The limitations of these traditional SBOM sharing methods pose real risks to supply chain integrity. The CISA SBOM Sharing Primer underscores the need for streamlined SBOM “Transport” to improve visibility and reduce risk. The document advocates for automated, standardized processes, cautioning that manual methods create inconsistencies and errors that could compromise the entire ecosystem.
This is where sbomify transforms the SBOM landscape. sbomify automates the distribution and collaboration process, integrating directly into the Continuous Integration/Continuous Deployment (CI/CD) workflow to remove the need for manual distribution and ad-hoc storage. Instead of relying on scattered email chains and file shares, sbomify ensures that stakeholders always have access to accurate, up-to-date SBOM data. By automating the process, sbomify not only minimizes manual work but significantly enhances security, reducing the risk of circulating outdated or incorrect information.
A frequently overlooked yet essential step in the SBOM lifecycle is the creation of a consolidated SBOM hierarchy, especially valuable in complex software architectures.

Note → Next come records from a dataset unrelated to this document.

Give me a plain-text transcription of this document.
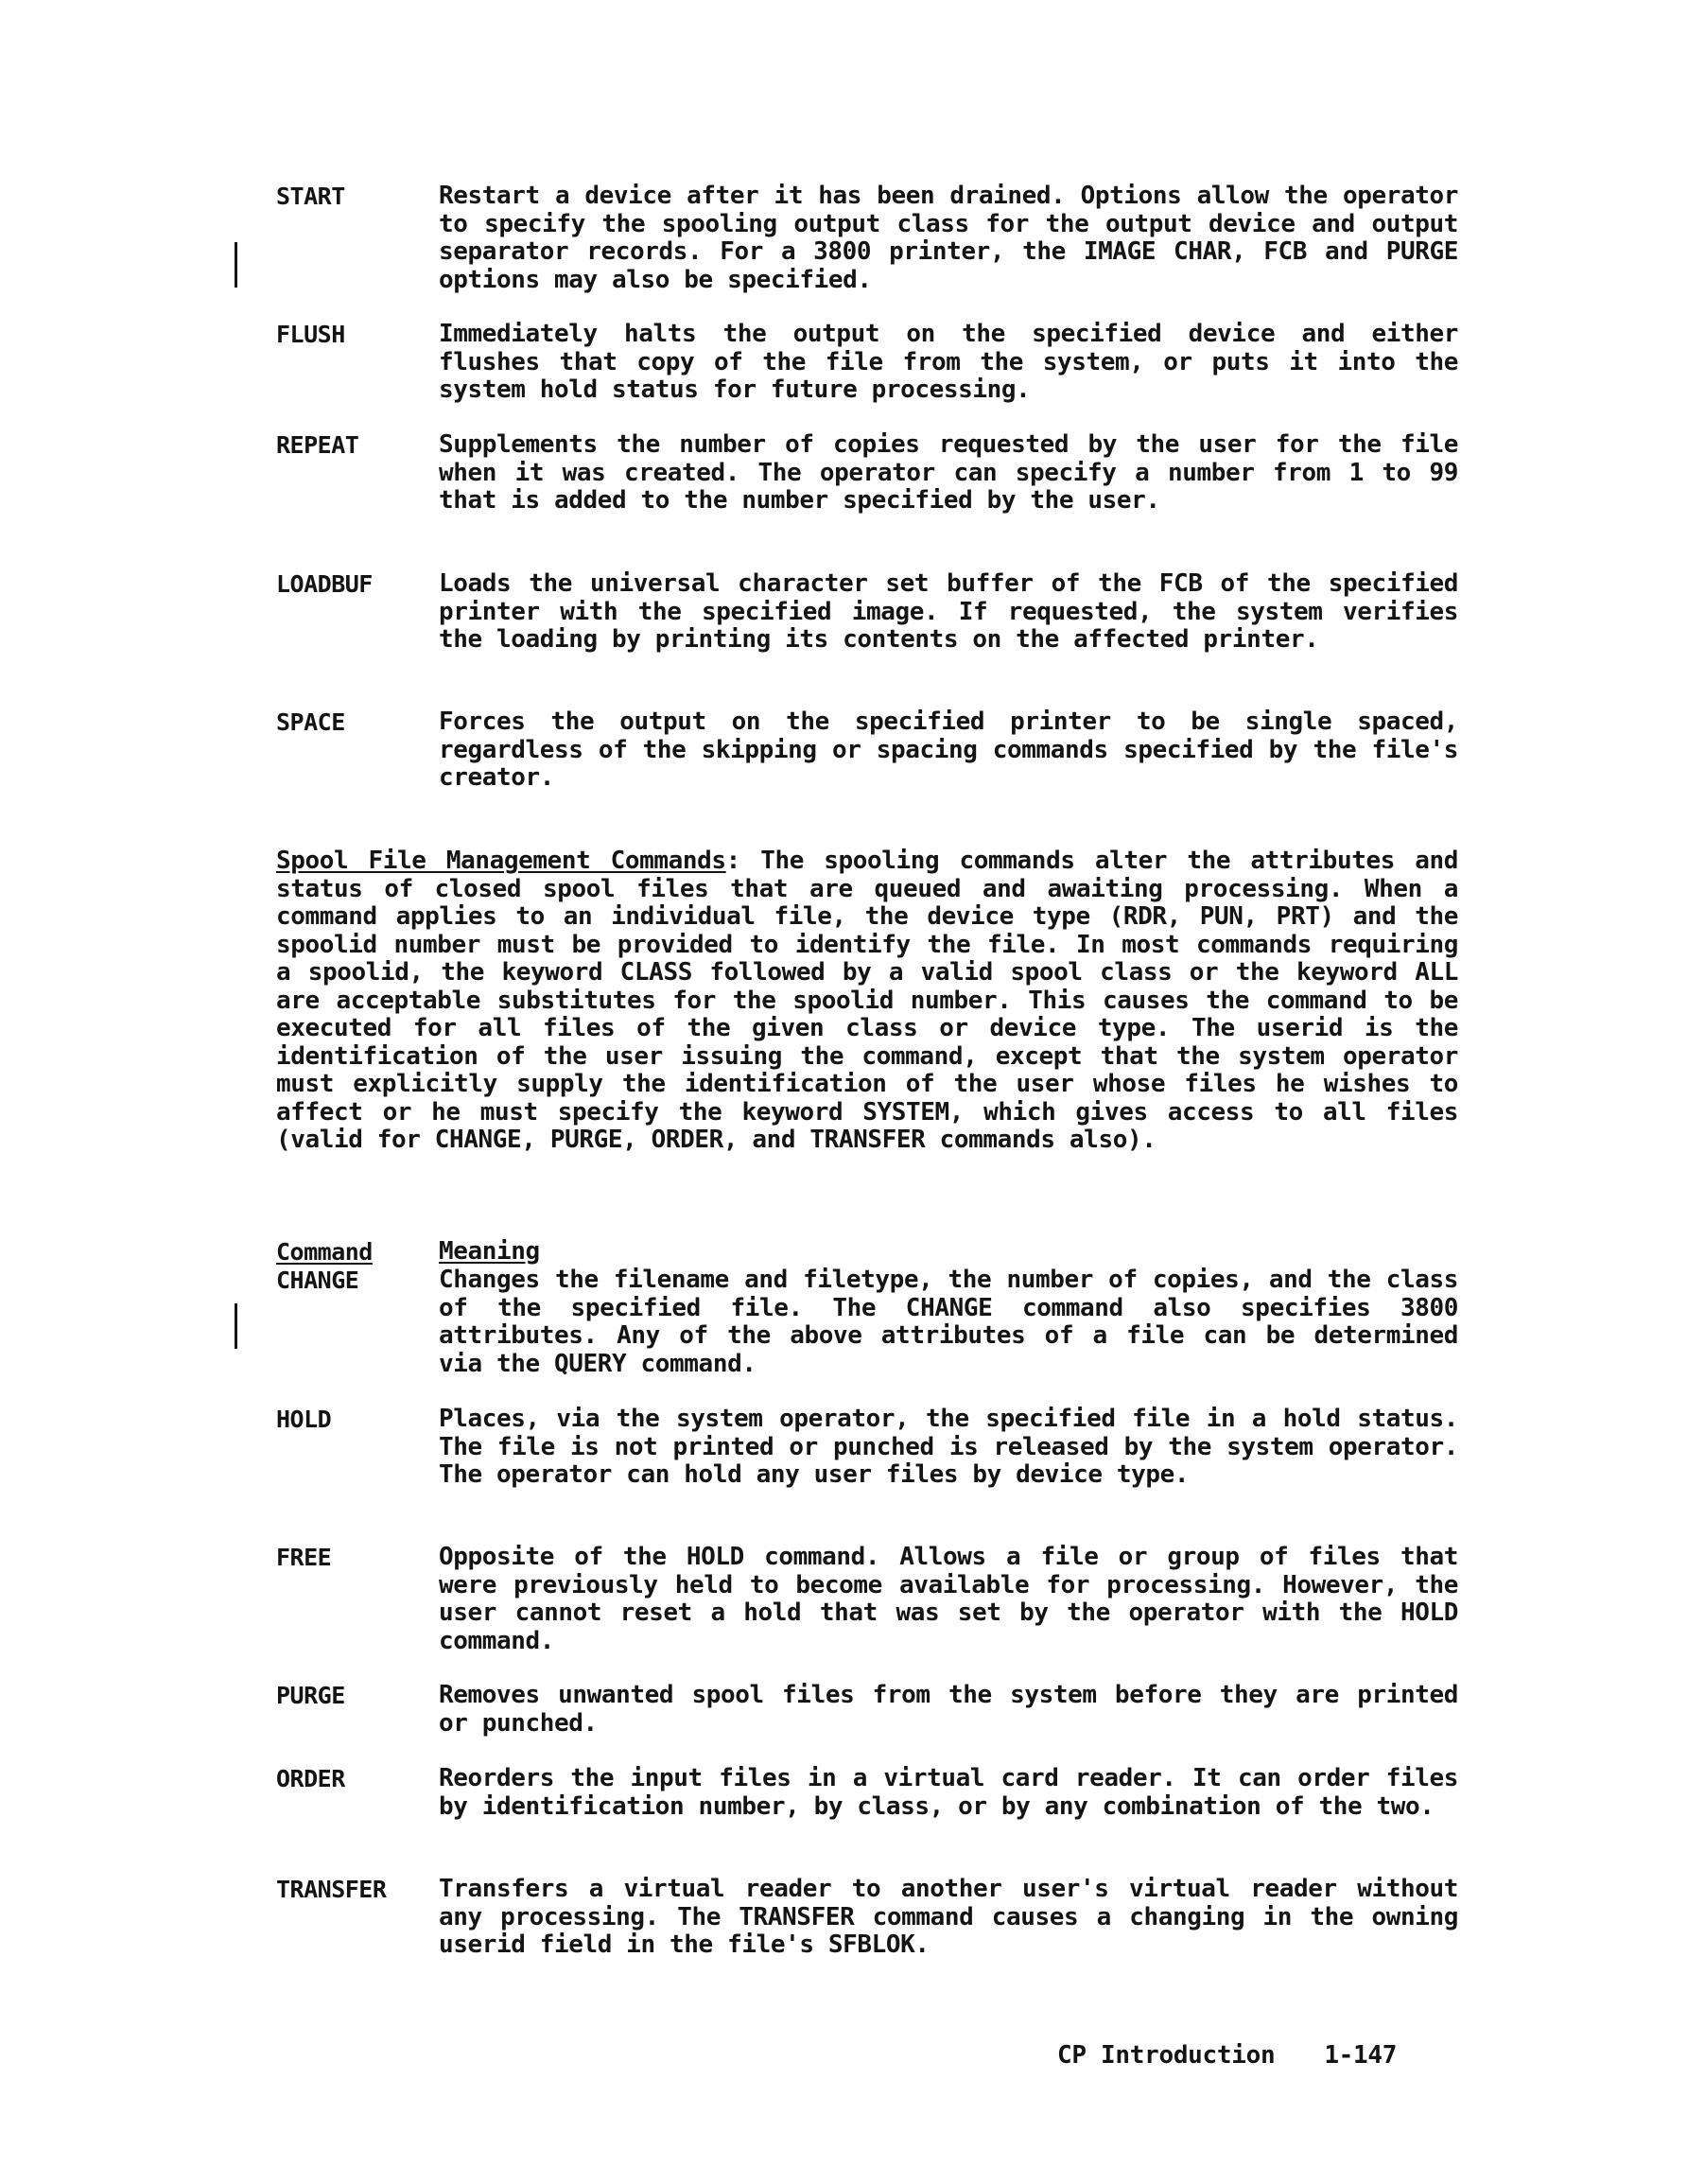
START	Restart a device after it has been drained. Options allow the operator to specify the spooling output class for the output device and output separator records. For a 3800 printer, the IMAGE CHAR, FCB and PURGE options may also be specified.
FLUSH	Immediately halts the output on the specified device and either flushes that copy of the file from the system, or puts it into the system hold status for future processing.
REPEAT	Supplements the number of copies requested by the user for the file when it was created. The operator can specify a number from 1 to 99 that is added to the number specified by the user.
LOADBUF	Loads the universal character set buffer of the FCB of the specified printer with the specified image. If requested, the system verifies the loading by printing its contents on the affected printer.
SPACE	Forces the output on the specified printer to be single spaced, regardless of the skipping or spacing commands specified by the file's creator.
Spool File Management Commands: The spooling commands alter the attributes and status of closed spool files that are queued and awaiting processing. When a command applies to an individual file, the device type (RDR, PUN, PRT) and the spoolid number must be provided to identify the file. In most commands requiring a spoolid, the keyword CLASS followed by a valid spool class or the keyword ALL are acceptable substitutes for the spoolid number. This causes the command to be executed for all files of the given class or device type. The userid is the identification of the user issuing the command, except that the system operator must explicitly supply the identification of the user whose files he wishes to affect or he must specify the keyword SYSTEM, which gives access to all files (valid for CHANGE, PURGE, ORDER, and TRANSFER commands also).
Command	Meaning
CHANGE	Changes the filename and filetype, the number of copies, and the class of the specified file. The CHANGE command also specifies 3800 attributes. Any of the above attributes of a file can be determined via the QUERY command.
HOLD	Places, via the system operator, the specified file in a hold status. The file is not printed or punched is released by the system operator. The operator can hold any user files by device type.
FREE	Opposite of the HOLD command. Allows a file or group of files that were previously held to become available for processing. However, the user cannot reset a hold that was set by the operator with the HOLD command.
PURGE	Removes unwanted spool files from the system before they are printed or punched.
ORDER	Reorders the input files in a virtual card reader. It can order files by identification number, by class, or by any combination of the two.
TRANSFER Transfers a virtual reader to another user's virtual reader without any processing. The TRANSFER command causes a changing in the owning userid field in the file's SFBLOK.
CP Introduction 1-147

Take a basic SaaS product, for instance: with an API service running in a Docker container and a JavaScript-based frontend, you’ll quickly accumulate multiple SBOMs—for the backend, the Docker environment, and the JavaScript libraries.
In such setups, combining the JavaScript and backend SBOMs may be feasible, but backend and Docker SBOMs remain distinct (at least in CycloneDX format). To maintain clarity, you can create a parent SBOM that links these individual SBOMs. The consolidation process, whether in CycloneDX or SPDX, often requires either complex scripts or a custom tool. With sbomify, this is built-in.

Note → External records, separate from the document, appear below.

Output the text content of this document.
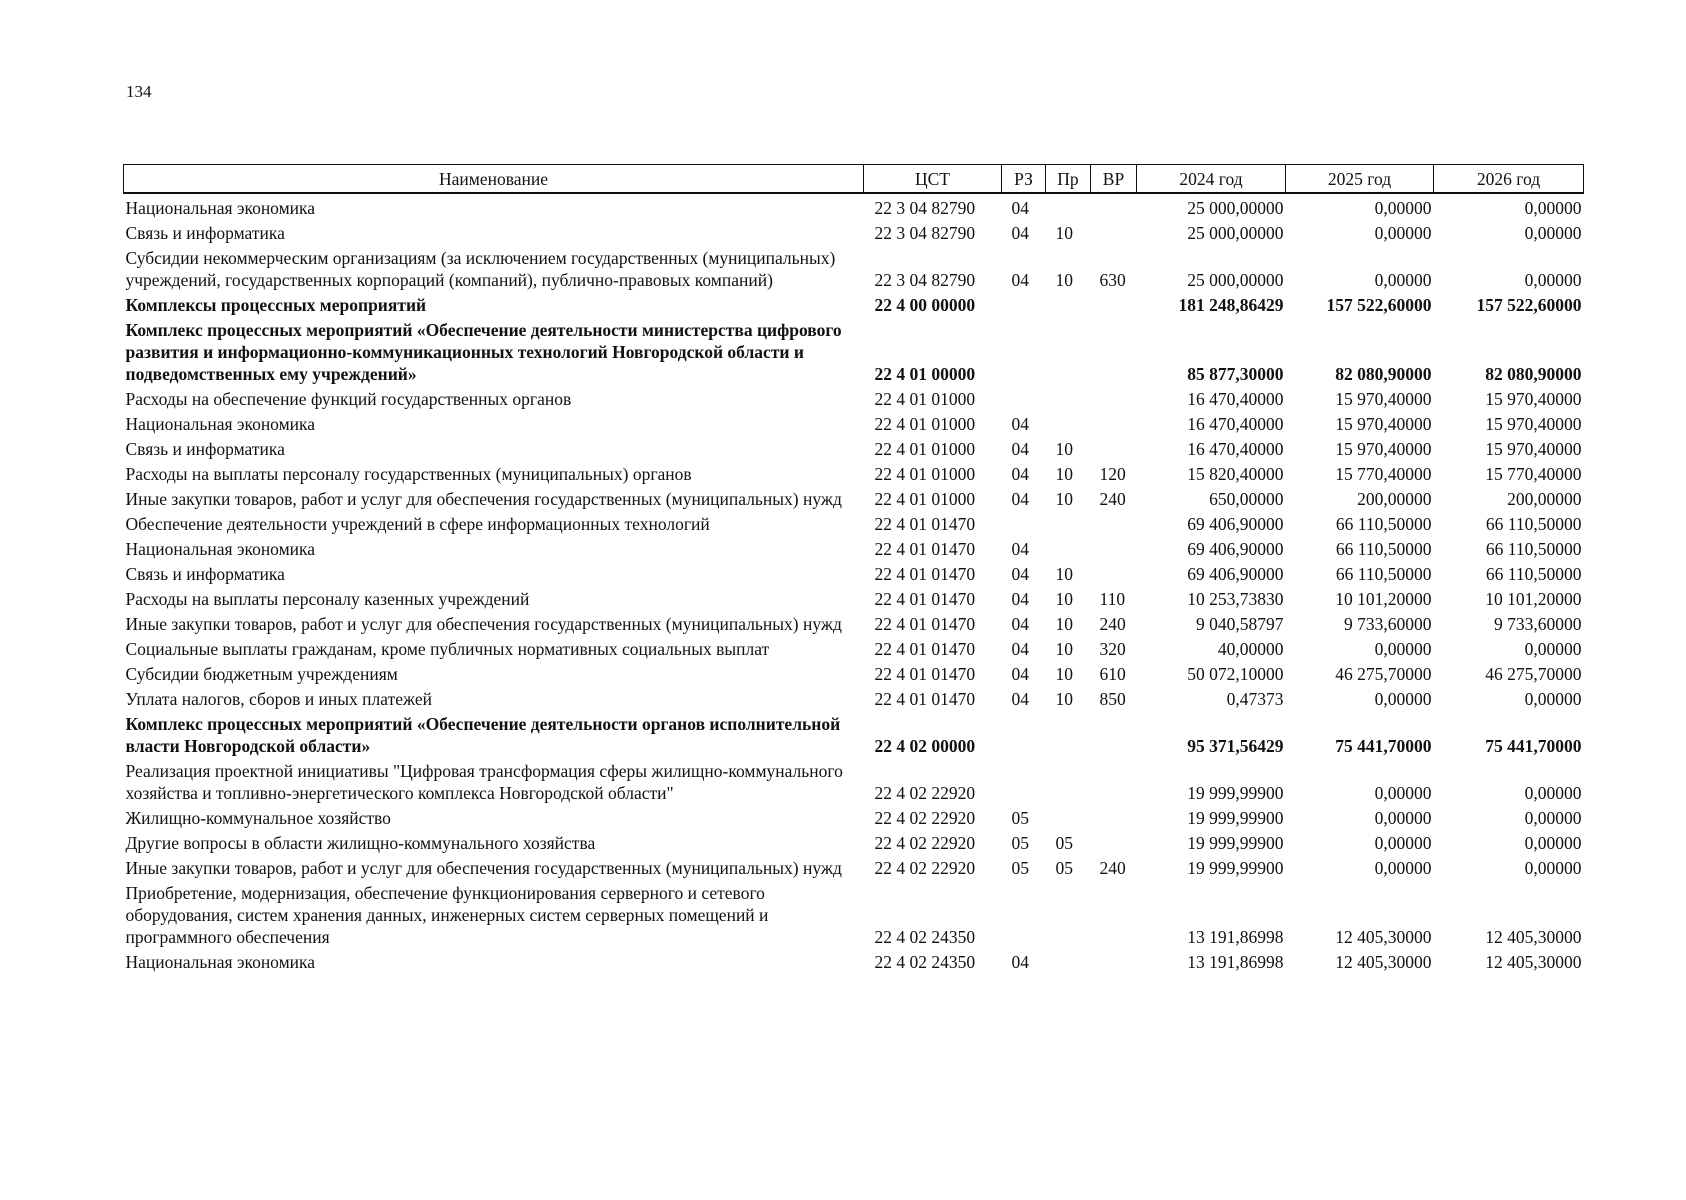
134
Наименование	ЦСТ	РЗ	Пр	ВР	2024 год	2025 год	2026 год
Национальная экономика	22 3 04 82790	04			25 000,00000	0,00000	0,00000
Связь и информатика	22 3 04 82790	04	10		25 000,00000	0,00000	0,00000
Субсидии некоммерческим организациям (за исключением государственных (муниципальных) учреждений, государственных корпораций (компаний), публично-правовых компаний)	22 3 04 82790	04	10	630	25 000,00000	0,00000	0,00000
Комплексы процессных мероприятий	22 4 00 00000				181 248,86429	157 522,60000	157 522,60000
Комплекс процессных мероприятий «Обеспечение деятельности министерства цифрового развития и информационно-коммуникационных технологий Новгородской области и подведомственных ему учреждений»	22 4 01 00000				85 877,30000	82 080,90000	82 080,90000
Расходы на обеспечение функций государственных органов	22 4 01 01000				16 470,40000	15 970,40000	15 970,40000
Национальная экономика	22 4 01 01000	04			16 470,40000	15 970,40000	15 970,40000
Связь и информатика	22 4 01 01000	04	10		16 470,40000	15 970,40000	15 970,40000
Расходы на выплаты персоналу государственных (муниципальных) органов	22 4 01 01000	04	10	120	15 820,40000	15 770,40000	15 770,40000
Иные закупки товаров, работ и услуг для обеспечения государственных (муниципальных) нужд	22 4 01 01000	04	10	240	650,00000	200,00000	200,00000
Обеспечение деятельности учреждений в сфере информационных технологий	22 4 01 01470				69 406,90000	66 110,50000	66 110,50000
Национальная экономика	22 4 01 01470	04			69 406,90000	66 110,50000	66 110,50000
Связь и информатика	22 4 01 01470	04	10		69 406,90000	66 110,50000	66 110,50000
Расходы на выплаты персоналу казенных учреждений	22 4 01 01470	04	10	110	10 253,73830	10 101,20000	10 101,20000
Иные закупки товаров, работ и услуг для обеспечения государственных (муниципальных) нужд	22 4 01 01470	04	10	240	9 040,58797	9 733,60000	9 733,60000
Социальные выплаты гражданам, кроме публичных нормативных социальных выплат	22 4 01 01470	04	10	320	40,00000	0,00000	0,00000
Субсидии бюджетным учреждениям	22 4 01 01470	04	10	610	50 072,10000	46 275,70000	46 275,70000
Уплата налогов, сборов и иных платежей	22 4 01 01470	04	10	850	0,47373	0,00000	0,00000
Комплекс процессных мероприятий «Обеспечение деятельности органов исполнительной власти Новгородской области»	22 4 02 00000				95 371,56429	75 441,70000	75 441,70000
Реализация проектной инициативы "Цифровая трансформация сферы жилищно-коммунального хозяйства и топливно-энергетического комплекса Новгородской области"	22 4 02 22920				19 999,99900	0,00000	0,00000
Жилищно-коммунальное хозяйство	22 4 02 22920	05			19 999,99900	0,00000	0,00000
Другие вопросы в области жилищно-коммунального хозяйства	22 4 02 22920	05	05		19 999,99900	0,00000	0,00000
Иные закупки товаров, работ и услуг для обеспечения государственных (муниципальных) нужд	22 4 02 22920	05	05	240	19 999,99900	0,00000	0,00000
Приобретение, модернизация, обеспечение функционирования серверного и сетевого оборудования, систем хранения данных, инженерных систем серверных помещений и программного обеспечения	22 4 02 24350				13 191,86998	12 405,30000	12 405,30000
Национальная экономика	22 4 02 24350	04			13 191,86998	12 405,30000	12 405,30000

If this sounds complex, reach out, and we can automate SBOM hierarchy generation for you.
As the software industry increasingly recognizes the value of SBOMs for security and transparency, the need for efficient, automated collaboration tools becomes critical. Solutions like sbomify address this need by modernizing SBOM workflows and aligning with CISA’s best practices. For organizations aiming to streamline SBOM processes and bolster their cybersecurity, implementing a solution like sbomify is not just beneficial - it’s essential.
Analysis
The final phase in the SBOM life cycle is the analysis phase. Generally, people want to do one of two things with an SBOM:
- Security Audit: Identify all CVEs in a given SBOM
- License Audit: Ensure all software in the SBOM complies with internal policies
There are many tools available on the market that focus on different problem spaces (many of them listed here). Two popular open-source tools for SBOM analysis are Dependency Track and guac.
At sbomify, we aim to be the SBOM hub that not only allows you to easily share SBOMs with stakeholders, but also integrates with the tools you use, enabling you to export your SBOMs directly to your analysis tools from sbomify.